Me encantan los seres afables y sencillos. Esa clase de personas que nunca se plantean ser los primeros en nada ni cargan sobre sus hombros la distinción que otros buscan; son como el número neutro que ni suma ni resta. La vida transcurre para ellos en la más absoluta cotidianidad, atentos tan solo al caballo que ganó la última carrera en el hipódromo. Poco les importa el titular en primera plana de los diarios ni el hecho de ser objetivo de los focos. Más cuidado si confundimos su modo de accionar con falta de propósito, sería una percepción equivocada.
Estos individuos son por lo general excelentes padres, buenas y buenos esposos que quieren con profundo amor a sus hijos y a la vez sin exigencia de altas notas en la escuela. Más bien, por el contrario, les prefieren seres simples y normales. Ese tipo de personas que nunca subirán a un pódium a lanzar una proclama ni pretenderán convertirse en el líder de turno, sino que tienen como meta vivir de modo discreto y al margen de todo ruido.
Su mayor pasión se circunscribe a pasar momentos agradables en familia o rodeados de amigos. La luz que poseen emana desde el interior mismo, no les interesa deslumbrar ni alcanzar categoría de lámpara incandescente. Su sola presencia genera una enorme paz en el entorno. Personalmente siento que toda ambición, toda búsqueda de trascendencia pierde interés cuando estoy sentado al lado de uno de ellos. Les aseguro que el alma, mi alma en esos momentos, se reconcilia con lo mejor que existe en mí.
Y es que un país no está hecho solamente de una larga lista de grandes nombres, hombres y mujeres conocidos por todos. Voy a ir aún más lejos. Un territorio, cualquier espacio, no lo sería realmente sin su población anónima y desconocida fuera del rincón que habitan. Son una inmensa mayoría que jamás pretenderá ocupar la presidencia de ningún estado o ser esa imagen, eterna en la memoria colectiva, que alcanza el dirigente de un club. La ejecución de su partitura vital es siempre discreta y franca, exenta de la solemnidad artificiosa de una gran sinfónica. La epifanía de sus vidas tiende a ser íntima, carente de toda pompa y sin embargo, al mismo tiempo, en muchos de los casos infinitamente más placentera.

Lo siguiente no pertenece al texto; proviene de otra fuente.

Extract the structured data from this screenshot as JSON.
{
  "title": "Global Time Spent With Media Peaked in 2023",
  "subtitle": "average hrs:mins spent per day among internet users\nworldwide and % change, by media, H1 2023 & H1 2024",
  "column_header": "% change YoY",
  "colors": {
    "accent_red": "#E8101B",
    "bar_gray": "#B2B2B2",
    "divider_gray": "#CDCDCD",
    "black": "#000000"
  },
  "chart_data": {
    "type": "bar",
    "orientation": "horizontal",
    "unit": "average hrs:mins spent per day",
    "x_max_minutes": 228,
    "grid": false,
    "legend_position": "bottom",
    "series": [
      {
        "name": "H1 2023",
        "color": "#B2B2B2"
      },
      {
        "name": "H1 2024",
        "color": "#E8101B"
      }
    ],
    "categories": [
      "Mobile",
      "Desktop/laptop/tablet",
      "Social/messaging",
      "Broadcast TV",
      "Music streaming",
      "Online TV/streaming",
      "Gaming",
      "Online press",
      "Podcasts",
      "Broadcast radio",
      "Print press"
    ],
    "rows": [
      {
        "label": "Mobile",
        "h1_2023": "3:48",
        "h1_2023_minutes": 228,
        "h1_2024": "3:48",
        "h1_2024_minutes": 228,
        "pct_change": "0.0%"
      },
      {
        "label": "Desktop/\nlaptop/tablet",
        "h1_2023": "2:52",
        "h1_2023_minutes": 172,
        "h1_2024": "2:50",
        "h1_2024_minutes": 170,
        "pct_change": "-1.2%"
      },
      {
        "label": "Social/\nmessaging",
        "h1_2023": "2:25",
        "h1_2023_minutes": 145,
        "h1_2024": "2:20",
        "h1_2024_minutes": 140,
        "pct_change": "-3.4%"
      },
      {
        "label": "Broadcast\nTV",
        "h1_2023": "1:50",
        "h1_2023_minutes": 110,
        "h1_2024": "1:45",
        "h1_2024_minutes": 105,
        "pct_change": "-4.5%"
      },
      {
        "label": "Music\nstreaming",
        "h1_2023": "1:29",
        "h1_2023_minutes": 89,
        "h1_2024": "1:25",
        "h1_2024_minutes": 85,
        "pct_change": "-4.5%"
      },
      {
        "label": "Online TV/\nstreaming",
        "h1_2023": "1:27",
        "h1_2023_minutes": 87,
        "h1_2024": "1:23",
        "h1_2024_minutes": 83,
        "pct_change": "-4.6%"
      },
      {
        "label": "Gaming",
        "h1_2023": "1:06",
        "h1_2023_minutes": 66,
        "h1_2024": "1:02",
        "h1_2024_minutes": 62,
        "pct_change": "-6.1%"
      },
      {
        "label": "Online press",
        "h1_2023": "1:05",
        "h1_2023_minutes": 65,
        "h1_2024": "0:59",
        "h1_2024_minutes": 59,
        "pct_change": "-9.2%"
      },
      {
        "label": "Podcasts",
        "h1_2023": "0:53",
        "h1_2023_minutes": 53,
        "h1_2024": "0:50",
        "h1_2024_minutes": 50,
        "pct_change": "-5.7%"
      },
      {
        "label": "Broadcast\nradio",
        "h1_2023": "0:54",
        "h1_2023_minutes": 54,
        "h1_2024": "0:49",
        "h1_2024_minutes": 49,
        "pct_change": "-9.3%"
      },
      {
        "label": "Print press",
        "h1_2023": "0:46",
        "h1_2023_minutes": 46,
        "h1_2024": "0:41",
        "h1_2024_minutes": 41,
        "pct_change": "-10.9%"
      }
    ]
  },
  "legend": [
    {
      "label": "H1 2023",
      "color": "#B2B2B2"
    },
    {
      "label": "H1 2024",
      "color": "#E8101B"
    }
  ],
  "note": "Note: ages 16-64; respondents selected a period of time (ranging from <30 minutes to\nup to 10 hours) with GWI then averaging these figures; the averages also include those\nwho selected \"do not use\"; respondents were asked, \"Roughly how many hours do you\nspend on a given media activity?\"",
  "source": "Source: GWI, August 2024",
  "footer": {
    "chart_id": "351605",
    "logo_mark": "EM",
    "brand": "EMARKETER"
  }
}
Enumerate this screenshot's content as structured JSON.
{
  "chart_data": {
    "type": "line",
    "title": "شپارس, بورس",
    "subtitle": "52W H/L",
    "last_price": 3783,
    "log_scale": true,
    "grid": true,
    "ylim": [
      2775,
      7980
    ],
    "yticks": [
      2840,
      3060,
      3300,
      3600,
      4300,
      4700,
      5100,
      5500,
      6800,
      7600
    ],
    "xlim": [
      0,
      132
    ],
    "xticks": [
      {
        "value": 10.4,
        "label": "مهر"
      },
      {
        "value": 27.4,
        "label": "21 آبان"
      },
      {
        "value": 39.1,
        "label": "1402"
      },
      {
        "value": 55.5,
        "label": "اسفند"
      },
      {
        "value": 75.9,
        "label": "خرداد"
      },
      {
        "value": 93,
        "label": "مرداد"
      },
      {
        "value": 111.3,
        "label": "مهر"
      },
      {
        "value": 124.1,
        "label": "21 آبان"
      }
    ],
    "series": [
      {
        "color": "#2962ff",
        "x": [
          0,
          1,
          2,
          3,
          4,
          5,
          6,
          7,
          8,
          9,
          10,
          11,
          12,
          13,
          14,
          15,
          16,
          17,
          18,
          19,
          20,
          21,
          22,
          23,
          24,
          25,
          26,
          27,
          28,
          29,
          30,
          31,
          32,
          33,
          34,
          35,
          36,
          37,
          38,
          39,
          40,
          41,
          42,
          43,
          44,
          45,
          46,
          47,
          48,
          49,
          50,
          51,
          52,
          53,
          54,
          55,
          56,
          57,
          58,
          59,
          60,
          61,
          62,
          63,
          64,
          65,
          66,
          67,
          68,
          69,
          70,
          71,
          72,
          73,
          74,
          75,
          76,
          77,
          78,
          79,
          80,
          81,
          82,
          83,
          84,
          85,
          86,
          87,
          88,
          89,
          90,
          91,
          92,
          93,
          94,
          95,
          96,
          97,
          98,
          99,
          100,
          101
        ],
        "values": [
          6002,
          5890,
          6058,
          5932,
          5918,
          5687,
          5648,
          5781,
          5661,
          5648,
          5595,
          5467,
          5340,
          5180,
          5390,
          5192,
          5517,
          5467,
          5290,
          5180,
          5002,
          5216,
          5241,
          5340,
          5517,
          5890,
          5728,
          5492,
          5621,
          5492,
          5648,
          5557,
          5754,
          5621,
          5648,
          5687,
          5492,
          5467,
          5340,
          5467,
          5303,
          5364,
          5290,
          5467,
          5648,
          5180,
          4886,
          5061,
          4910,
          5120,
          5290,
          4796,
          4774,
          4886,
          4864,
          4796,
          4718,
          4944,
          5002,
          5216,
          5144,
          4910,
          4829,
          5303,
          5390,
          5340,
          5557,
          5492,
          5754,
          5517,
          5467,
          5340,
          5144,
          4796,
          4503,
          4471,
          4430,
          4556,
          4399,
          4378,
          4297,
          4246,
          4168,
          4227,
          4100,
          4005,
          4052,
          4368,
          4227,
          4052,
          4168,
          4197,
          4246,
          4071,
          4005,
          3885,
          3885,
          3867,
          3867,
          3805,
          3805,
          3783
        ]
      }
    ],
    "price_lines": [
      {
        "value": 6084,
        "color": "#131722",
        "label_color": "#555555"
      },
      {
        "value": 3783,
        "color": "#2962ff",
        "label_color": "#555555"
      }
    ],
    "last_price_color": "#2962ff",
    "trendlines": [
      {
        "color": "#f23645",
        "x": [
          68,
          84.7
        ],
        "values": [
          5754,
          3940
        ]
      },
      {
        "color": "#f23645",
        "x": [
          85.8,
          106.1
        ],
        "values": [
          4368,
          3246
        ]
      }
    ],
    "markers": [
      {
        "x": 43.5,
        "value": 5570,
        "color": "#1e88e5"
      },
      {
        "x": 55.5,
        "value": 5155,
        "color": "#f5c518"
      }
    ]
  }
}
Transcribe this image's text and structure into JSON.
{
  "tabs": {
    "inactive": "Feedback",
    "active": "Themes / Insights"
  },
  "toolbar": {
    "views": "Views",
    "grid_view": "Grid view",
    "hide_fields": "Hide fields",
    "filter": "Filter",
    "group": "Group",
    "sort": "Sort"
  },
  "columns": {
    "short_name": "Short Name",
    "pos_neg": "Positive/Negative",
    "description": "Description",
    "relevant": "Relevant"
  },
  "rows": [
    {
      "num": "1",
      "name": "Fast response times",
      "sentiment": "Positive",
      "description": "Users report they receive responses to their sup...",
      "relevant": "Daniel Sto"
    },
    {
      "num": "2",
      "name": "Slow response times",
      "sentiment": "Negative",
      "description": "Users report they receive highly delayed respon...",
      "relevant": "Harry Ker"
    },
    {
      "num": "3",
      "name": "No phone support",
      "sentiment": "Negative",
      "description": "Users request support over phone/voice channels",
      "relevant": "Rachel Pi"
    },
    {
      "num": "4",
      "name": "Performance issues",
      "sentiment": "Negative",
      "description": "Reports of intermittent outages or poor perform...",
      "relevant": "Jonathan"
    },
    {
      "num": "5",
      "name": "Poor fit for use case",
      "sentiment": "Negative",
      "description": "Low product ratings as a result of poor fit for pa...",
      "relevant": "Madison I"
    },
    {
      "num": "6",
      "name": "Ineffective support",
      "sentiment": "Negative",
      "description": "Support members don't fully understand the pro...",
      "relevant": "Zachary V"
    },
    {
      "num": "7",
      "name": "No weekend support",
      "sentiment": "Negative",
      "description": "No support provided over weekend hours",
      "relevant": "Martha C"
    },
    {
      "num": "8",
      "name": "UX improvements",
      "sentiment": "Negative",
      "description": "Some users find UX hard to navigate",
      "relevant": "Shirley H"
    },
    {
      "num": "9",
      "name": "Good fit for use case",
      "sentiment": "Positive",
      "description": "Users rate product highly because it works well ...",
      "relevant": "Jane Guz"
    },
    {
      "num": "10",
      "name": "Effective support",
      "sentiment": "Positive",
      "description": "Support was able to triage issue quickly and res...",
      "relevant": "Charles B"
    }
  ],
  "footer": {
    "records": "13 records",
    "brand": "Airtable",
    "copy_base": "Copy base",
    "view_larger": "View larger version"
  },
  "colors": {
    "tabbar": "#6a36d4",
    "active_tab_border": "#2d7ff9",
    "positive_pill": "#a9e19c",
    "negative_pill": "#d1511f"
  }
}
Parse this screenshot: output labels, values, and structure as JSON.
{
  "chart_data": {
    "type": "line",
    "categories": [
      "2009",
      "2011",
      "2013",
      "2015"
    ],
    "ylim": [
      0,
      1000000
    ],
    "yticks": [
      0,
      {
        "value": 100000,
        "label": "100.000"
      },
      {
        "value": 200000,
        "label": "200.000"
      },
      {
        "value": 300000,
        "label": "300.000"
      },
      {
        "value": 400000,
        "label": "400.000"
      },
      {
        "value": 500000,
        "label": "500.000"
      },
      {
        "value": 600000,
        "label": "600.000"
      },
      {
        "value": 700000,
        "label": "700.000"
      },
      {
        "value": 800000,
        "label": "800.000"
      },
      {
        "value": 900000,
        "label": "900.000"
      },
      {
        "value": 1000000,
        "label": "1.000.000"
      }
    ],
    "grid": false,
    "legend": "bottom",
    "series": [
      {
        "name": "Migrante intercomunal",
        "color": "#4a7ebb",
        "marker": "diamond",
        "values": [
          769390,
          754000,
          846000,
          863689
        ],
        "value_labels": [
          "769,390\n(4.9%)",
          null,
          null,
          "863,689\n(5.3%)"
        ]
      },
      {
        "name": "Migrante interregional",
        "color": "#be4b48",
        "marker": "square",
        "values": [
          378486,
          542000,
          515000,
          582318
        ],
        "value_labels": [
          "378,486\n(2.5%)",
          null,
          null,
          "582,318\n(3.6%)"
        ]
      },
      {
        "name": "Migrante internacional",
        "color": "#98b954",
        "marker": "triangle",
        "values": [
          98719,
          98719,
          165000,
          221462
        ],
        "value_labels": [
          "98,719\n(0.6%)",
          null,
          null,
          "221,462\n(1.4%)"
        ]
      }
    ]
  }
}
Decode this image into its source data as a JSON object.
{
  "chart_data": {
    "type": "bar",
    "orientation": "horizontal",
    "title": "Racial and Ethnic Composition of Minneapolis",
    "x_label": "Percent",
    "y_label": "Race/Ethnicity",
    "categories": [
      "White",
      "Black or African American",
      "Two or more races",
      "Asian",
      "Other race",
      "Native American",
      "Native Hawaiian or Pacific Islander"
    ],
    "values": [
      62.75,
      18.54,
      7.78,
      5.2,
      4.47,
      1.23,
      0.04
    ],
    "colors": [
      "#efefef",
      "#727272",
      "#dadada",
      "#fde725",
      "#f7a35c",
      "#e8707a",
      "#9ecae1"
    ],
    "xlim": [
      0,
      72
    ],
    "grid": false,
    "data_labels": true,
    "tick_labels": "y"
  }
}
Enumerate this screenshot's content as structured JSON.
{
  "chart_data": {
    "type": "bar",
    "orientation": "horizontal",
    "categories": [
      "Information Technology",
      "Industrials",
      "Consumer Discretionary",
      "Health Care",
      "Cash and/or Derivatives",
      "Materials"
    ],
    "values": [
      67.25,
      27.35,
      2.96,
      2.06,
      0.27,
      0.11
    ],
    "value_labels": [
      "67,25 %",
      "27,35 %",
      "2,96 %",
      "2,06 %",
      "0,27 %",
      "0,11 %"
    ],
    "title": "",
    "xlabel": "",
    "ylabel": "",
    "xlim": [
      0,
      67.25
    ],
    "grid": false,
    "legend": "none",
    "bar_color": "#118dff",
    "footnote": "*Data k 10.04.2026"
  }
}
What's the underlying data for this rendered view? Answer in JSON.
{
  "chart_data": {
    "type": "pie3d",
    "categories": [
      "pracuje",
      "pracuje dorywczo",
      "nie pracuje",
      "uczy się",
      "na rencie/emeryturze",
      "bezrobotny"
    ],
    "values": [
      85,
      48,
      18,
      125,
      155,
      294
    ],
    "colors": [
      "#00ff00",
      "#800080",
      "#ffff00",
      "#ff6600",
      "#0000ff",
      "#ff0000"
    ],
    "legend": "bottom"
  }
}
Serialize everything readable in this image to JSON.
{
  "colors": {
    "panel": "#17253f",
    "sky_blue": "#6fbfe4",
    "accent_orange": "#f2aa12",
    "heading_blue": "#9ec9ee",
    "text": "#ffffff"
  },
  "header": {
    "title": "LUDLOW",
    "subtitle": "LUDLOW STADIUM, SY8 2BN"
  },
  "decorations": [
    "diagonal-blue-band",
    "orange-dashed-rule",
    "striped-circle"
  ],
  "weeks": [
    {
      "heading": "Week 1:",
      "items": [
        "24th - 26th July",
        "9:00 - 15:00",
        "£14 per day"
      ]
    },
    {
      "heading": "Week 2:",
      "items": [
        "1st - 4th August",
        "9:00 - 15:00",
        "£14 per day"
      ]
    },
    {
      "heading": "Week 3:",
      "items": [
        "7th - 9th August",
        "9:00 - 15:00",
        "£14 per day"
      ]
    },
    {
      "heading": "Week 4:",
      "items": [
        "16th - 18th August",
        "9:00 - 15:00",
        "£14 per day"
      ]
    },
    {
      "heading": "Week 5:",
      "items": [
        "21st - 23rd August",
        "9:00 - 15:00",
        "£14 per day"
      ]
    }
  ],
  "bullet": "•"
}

Cuando reflexiono acerca de estos temas, pienso en lo terrible que debe resultar el hecho de permanecer constantemente en lo alto de la montaña. Lo agotador que ha de ser, no solo para quien está en la cumbre sino para todos cuantos le rodean, el hecho de no tomarse un respiro. Unas vacaciones espirituales, al menos por un segundo, para alejarse del personaje que han decidido interpretar. Mientras tanto Chini y Mario, los zapateros de mi barrio, eran y de eso estoy seguro, mucho más felices que cualquiera de esas personas que parecen montar en caballo desbocado tras el poder en alguna de sus variantes.
Existe en todo núcleo de convivencia una narrativa oculta que es preciso rescatar del olvido. Villa Juana es no sólo un barrio y hábitat natural de un periodo de mi existencia, sino que es también Martín el curandero, Chicho el bailarín de Cabaret nocturno o Rubén, el amigo de infancia que fue a perder la vida en los Estados Unidos buscando el sueño americano. Es Miro, que siempre tenía a mano esa herramienta de ferretería, que vendía a precio razonable, cuando uno la estaba necesitando. Y es también Chicho Arepa, el limpiabotas depositario de todos los chismes del barrio y Ana Julia, la azuana que tenía un ventorrillo integrado en su propia casa y que vendía a las mujeres el carbón para cocinar. Estos y otros muchos personajes, a los que añoro profundamente, son quienes en muchas ocasiones me inspiran a escribir estas notas.
Lo cierto es que estamos en un periodo de la historia en el que existe una carrera desbocada por destacar, por llenar de contenido nuestra existencia mediante poses grandilocuentes. Ser sencillo y aceptar al otro como es sin la menor presunción, no parece ser actualmente lo correcto y mucho menos lo habitual. Si el salto desde tu garrocha alcanza el punto más alto, superarte como sea y a costa de lo que sea, será tu siguiente meta. Somos reos de una competencia feroz y despiadada. Hemos que poseer el mejor vehículo, la casa más hermosa y un profundo conocimiento acerca de todo, cuando lo cierto es que esa lucha sin tregua agobia, nos produce fatiga y nos convierte en seres infelices, inmersos en una carrera agotadora hasta el infinito.